Lorsque je vis arriver ma mère, je courus me réfugier aux cabinets pour essuyer mes larmes. Est-ce que je pressentais qu’elle apportait de mauvaises nouvelles?
J’ai embrassé Maman. Lorsque je me suis dégagée de ses bras, j’étais enveloppée de son parfum. D’un seul coup, l’enchantement était rompu. Je n’appartenais plus à la campagne et au potager, j’étais redevenue Chanel N°5 de la ville. Nous sommes parties très vite. Juste avant de franchir le seuil, je ne sais quelle inspiration m’a saisie et m’a fait rebrousser chemin. J’ai dit que j’allais aux toilettes. J’ai filé à toute vitesse vers la porte du jardin et j’ai attrapé la clé du potager. Je l’ai glissée dans ma poche, la serrant dans la main droite. Sur le chemin, j’ai fait signe à mon oncle et ma tante avec l’autre main.
La gare nous attendait, déserte à cette heure de la matinée. Cela sentait la poussière et la solitude. Une odeur rance de retour au quotidien gris de la ville.
Pendant toute la durée du trajet, nous nous sommes tues. Maman lisait un magazine et je regardais le paysage sans le voir. Bercée par le balancement du train, je me suis endormie.
Dans l’appartement, maman s’est installée en face de moi au salon et elle m’a annoncé la chose!
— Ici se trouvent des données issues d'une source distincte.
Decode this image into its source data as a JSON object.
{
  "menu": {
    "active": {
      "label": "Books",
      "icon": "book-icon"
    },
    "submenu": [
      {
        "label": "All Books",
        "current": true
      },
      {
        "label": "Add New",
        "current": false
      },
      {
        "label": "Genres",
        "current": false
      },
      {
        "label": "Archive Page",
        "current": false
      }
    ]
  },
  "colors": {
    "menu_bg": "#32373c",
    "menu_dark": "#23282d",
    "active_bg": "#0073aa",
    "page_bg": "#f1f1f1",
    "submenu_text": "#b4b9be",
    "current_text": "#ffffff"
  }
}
Mon père aimait une autre femme! Elle avait trouvé une lettre de cette personne dans la poche de son veston. Cela faisait des mois qu’elle le soupçonnait. Cette fois elle tenait une preuve évidente de sa trahison! Il avait avoué la vérité. Ils s’étaient disputé. Il avait hurlé, elle avait pleuré et finalement il était parti! Il ne reviendrait plus. Elle ne savait pas quand je le reverrais. Elle a ajouté, en sanglotant, que je ne devais pas être triste, que cela faisait longtemps qu’ils ne s’entendaient plus et que ce n’était pas une vie pour elle de continuer comme cela.
Je n'ai rien répondu. J’ai juste poussé un cri. Un cri strident comme si j’avais vu une horreur. Une araignée ou un serpent! Et puis ma gorge s’est serrée et plus aucun son n’est sorti. Je me sentais trahie.
Ce n’était pas tant l’annonce de leur séparation qui me bouleversait que la manière dont cela s’était passé. Ils avaient profité de mon absence pour tout saccager. Ils m’avaient projetée brutalement hors du monde de l’enfance! Pendant que je me croyais au paradis, ils avaient fabriqué leur sale coup. Je sus que je ne pourrais plus jamais leur faire confiance, ce qui était beaucoup plus grave que leur divorce!
Je n’ai même pas pleuré. Ma désolation dépassait de beaucoup les larmes. Je crois bien que j’étais en état de choc.
Je me suis couchée toute habillée sous les couvertures en regardant vers le mur. J’ai serré la clé dans ma main et j’ai senti monter une rage terrible. S’ils croyaient que je me laisserais faire sans me battre, ils se trompaient! La colère contractait mes mâchoires, mes yeux fulminaient, mes pieds frappaient contre le lit. Je n’étais plus qu’une boule de feu prête à ravager tout sur son passage.
Les jours qui suivirent, je refusai de manger et de parler. Je me mis à perdre mes cheveux et à maigrir. Ma mère prit peur et m’envoya chez une psychologue qui conseilla de m’éloigner de l’appartement familial. C’est ainsi qu’il fut décidé de m’envoyer chez ma grand-mère, dans ce village que je n’ai plus jamais quitté.
Avec le grand air de la campagne et la paisible attention de la vieille dame, ma confiance est revenue peu à peu. Ma grand-mère ne m’a jamais bousculée ni pressée. Elle attendait que les choses bougent avec une tranquille certitude. Cela se ferait le moment venu, ni plus tôt, ni plus tard. Rien ne servait de cueillir les fruits encore verts, ils n’auraient donné que des aigreurs d’estomac.